During our check out times, we really check out. We don’t take our work with us but rather leave behind the academic books, laptops and the To-Do lists. Bringing work to the beach, a week-end retreat and countless other places makes the time away less restorative and we tend not to get much work done anyways. It can be hard to let go of constant thoughts of “I should be writing” but that low-level self-imposed anxiety wears us down. We’re more efficient when we take the time to fully check out of work.
|PhD comics: reminding us we’re not alone since 1997.|
If you need just a wee break, check out PhD comics to remind yourself that you’re not alone in the ups and downs of grad school!
Remembering why we started doing this in the first place
All things considered, the grad student lifestyle has a lot of perks (as long as you’re okay with being rich in ideas and relatively poor compared to peers who landed professional jobs).
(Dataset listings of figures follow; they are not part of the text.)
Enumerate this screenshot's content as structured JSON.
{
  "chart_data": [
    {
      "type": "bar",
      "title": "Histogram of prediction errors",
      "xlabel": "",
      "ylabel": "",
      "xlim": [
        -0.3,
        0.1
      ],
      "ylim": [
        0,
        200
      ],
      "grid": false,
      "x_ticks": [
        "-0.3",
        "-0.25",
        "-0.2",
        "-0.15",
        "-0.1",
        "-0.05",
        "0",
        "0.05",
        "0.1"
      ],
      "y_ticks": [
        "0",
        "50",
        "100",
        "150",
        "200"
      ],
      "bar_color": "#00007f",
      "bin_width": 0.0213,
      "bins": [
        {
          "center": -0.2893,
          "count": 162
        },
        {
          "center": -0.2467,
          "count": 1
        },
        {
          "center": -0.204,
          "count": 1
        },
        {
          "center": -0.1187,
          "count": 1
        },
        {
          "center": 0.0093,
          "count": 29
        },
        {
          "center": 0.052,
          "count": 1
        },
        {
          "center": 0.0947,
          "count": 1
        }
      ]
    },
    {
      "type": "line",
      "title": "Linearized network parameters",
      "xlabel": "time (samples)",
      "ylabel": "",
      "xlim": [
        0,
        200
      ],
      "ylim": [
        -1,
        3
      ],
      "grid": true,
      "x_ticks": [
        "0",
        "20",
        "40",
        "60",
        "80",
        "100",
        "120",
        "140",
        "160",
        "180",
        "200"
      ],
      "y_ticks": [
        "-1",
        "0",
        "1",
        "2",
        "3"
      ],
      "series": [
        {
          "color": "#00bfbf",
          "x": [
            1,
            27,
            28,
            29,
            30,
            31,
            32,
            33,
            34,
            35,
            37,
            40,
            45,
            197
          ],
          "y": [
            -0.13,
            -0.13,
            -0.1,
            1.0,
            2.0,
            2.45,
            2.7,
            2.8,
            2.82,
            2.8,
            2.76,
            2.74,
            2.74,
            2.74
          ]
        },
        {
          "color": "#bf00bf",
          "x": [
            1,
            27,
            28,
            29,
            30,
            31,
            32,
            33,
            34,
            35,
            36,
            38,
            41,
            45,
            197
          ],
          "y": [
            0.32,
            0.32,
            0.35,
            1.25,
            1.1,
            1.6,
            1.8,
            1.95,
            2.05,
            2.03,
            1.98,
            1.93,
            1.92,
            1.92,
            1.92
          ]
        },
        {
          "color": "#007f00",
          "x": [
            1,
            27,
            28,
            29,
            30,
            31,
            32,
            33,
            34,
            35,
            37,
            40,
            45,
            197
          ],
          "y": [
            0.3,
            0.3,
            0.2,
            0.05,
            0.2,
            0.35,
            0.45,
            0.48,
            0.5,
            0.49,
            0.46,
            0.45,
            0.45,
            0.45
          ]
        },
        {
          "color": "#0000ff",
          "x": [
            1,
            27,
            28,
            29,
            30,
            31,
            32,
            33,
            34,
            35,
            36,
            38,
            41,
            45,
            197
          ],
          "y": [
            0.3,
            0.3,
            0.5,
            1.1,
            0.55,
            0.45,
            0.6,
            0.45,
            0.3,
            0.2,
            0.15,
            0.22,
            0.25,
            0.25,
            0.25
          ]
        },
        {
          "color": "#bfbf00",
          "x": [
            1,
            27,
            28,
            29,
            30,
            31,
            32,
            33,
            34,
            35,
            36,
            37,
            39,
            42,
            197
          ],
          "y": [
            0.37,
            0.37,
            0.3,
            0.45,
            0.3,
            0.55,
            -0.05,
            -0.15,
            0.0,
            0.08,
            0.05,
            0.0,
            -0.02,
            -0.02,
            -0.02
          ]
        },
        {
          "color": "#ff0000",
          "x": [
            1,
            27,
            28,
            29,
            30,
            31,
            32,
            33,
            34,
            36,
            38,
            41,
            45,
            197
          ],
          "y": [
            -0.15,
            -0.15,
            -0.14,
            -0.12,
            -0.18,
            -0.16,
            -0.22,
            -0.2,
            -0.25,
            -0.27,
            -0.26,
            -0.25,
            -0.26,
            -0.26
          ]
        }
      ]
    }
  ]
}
Turning academic guilt into feelings of gratefulness for the flexible lifestyle and ability to spend our days learning can help.
Living according to one’s intrinsic values - the extra challenge of building a sustainable world
Doing a PhD in an interdisciplinary field that aims to solve problems (i.e. sustainability, development etc.) can be extra challenging because 1) People that entered such fields usually want to help the world in some way and a PhD can, at times, seem like a highly ineffective way of contributing towards solutions; and 2) We need to understand and integrate several fields of thought, without having well-defined disciplinary standards, which can increase feelings of self-doubt and inadequacy. On the bright side, it gives us the opportunity to be exposed to new ideas and new ways of seeing the world, which can be empowering.
Embrace the Game
Grad school, like much of life, is a bit of a game. It’s been harder than we anticipated to feel competent and have fun at this game, but it’s taught us about our strengths, limitations and what we need to thrive.
Naomi Klein wrote “building a livable world isn't rocket science; it's far more complex than that." Part of embracing this complexity and creating a satisfying graduate school process is realizing that we can’t do everything at the same time. Becoming a more informed, engaged and compassionate scientist, person, and citizen is part of the solution.